Desorientado, River resignó la punta

Por Claudio Mauri | LA NACION

Twitter: @hcmauri    |   
 
 
 

En lugar de ir encontrando soluciones, los problemas se acumulan para River. Uno de los últimos refugios que le quedaba para protegerse de sus incontables desventuras era el primer puesto del Clausura. Ya no lo tiene, por lo cual está un poco más a la intemperie. Aun antes de que llegaran los sonoros sopapos deportivos y el consecuente divorcio entre los hinchas y los jugadores, River ya era un equipo que no se caracterizaba por ser muy pensante. Difícilmente se destacaba por su lucidez y raciocinio. Siempre fue más impulsivo y visceral. Si en circunstancias favorables ya se mostraba poco inteligente y cerebral, era medianamente previsible que el atolladero en el que se metió le iba a provocar más confusión.

Ese fue el estado que transmitió en el empate sin goles frente a Independiente. Quiere salir adelante, pero no sabe muy bien cómo. Es el reflejo del nerviosismo y la histeria que transmite Simeone al borde de la línea de cal. Eso sí, el manual táctico del técnico es inagotable. Ayer agregó un nuevo dibujo a la infinidad de esquemas que lleva probados en el torneo. Ante la ausencia de Villagra, sorprendió con Ponzio de líbero, cuidándole las espaldas a Cabral y Nicolás Sánchez, en una línea de tres defensores. De todas maneras, la producción de River no pasó tanto por esa innovación, sino que quedó retratada por su falta de ideas ofensivas y profundidad. Una carencia que no pudo corregir ni cuando en gran parte del segundo tiempo decidió quemar las naves al juntar a cinco hombres de ataque (Alexis Sánchez, Ortega, Buonanotte, Falcao y Abreu). Quedó demostrado que la acumulación no es garantía de asociación, de entendimiento. Los desencuentros ofensivos de River fueron recurrentes, con Abreu como la pieza más suelta e irrelevante de esa fragmentación.

Así como River no supo de qué manera ganar el clásico, Independiente sólo lo intentó esporádicamente. A los Rojos se los ve mejor de ánimo, más serenos y confiados, pero futbolísticamente es más lo que les falta que lo que les sobra. Sin Grisales, no tiene un volante con dotes de conductor, capaz de "leer" el juego e influir en el armado. Hizo de la zona media un sector de batalla y contención, de respaldo para lo que Montenegro y Denis pudieran hacer en el ataque.

Algo positivo rescató River de todos los frentes tormentosos que tiene abiertos: Ahumada se pudo haber inmolado públicamente con sus declaraciones, pero en la cancha derrocha vida y entusiasmo. Hostigado por sus hinchas, no sucumbió a la presión. Todo lo contrario. Fue el mejor. Jugó con la intensidad que se le conoce y se constituyó en el punto de apoyo de River en el medio por la cantidad de pelotas que recuperó. Y nunca se complicó con los pases. Mostró una fuerte personalidad para hacerse cargo de su incómoda situación.

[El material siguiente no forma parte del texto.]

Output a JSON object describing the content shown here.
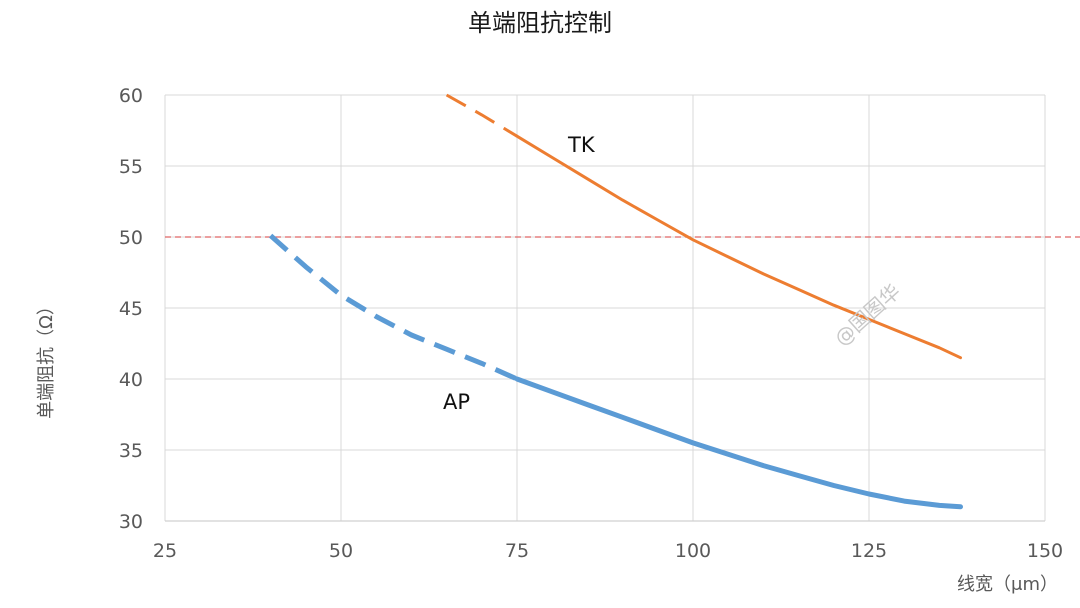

En el primer tiempo, el partido fue bastante cerrado y con pocas situaciones de gol. River tenía más la iniciativa, pero se diluía en los últimos 25 metros. Independiente sólo preocupaba con algunos tiros libres y centros al área. Por esa vía, que por lo general fue bastante tumultuosa, estuvo cerca de convertir con Pusineri, Montenegro y Fredes. La parálisis de Carrizo (otro de los fustigados por los simpatizantes) aumentaba la incertidumbre de River.

El segundo tiempo fue más de ida y vuelta, menos trabado en los sectores centrales. River, con el ingreso de Ortega, se le fue más encima a Independiente, que especuló con el contraataque. Aunque el desarrollo se había modificado, los dos seguían lejos de dar una imagen de equipo convincente. El clásico estaba más abierto a algún error que a la virtud.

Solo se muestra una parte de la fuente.